Researchers from the Dalian Institute of Chemical Physics (DICP) of the Chinese Academy of Sciences (CAS) and Henan Agricultural University have designed two-dimensional (2D) Mn3O4 nanosheets with dominant crystal planes on graphene (Mn3O4 NS/G) as efficient oxygen catalysts for Li-O2 batteries, achieving ultrahigh capacity and long-term stability.
The team explained that designing oxygen catalysts with well-defined shapes and high-activity crystal facets can effectively regulate the oxygen reduction reaction (ORR) and oxygen evolution reaction (OER) at the three-phase interfaces, but it is still remains challenging.
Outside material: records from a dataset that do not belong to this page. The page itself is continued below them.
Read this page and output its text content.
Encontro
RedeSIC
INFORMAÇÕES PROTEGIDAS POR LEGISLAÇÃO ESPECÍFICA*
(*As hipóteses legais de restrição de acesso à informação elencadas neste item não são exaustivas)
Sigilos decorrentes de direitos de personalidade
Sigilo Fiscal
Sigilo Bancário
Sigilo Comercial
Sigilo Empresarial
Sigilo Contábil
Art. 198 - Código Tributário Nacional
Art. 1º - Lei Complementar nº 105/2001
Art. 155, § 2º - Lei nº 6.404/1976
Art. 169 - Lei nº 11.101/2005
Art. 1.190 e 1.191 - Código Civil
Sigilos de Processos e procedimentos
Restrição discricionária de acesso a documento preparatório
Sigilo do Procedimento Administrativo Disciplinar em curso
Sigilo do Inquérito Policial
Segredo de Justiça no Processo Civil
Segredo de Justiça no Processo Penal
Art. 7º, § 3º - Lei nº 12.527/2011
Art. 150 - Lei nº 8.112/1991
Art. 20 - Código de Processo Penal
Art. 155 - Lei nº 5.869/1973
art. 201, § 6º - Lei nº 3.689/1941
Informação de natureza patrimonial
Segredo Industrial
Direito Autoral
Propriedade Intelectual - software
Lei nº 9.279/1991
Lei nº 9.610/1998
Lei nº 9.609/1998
The researchers reported that the Mn3O4 NS/G with the (101) facets and enriched oxygen vacancies offered a lower charge overpotential of 0.86 V than that of Mn3O4 nanoparticles on graphene (1.15 V).
Moreover, Mn3O4 NS/G cathode exhibited long-term stability over 1,300 hours and ultrahigh specific capacity up to 35,583 mAh/g at 200 mA/g, outperforming most Mn-based oxides for Li-O2 batteries reported.
Both the experimental and theoretical results showed the lower adsorption energy of Mn3O4 (101) for the discharge product Li2O2 in comparison with Mn3O4 (211), manifesting the easier decomposition of Li2O2 during the charging process.
"This work may provide clues for engineering Mn-based materials with defined crystal facet for high-performance Li-O2 batteries," said Prof. Zhong-Shuai Wu from CAS.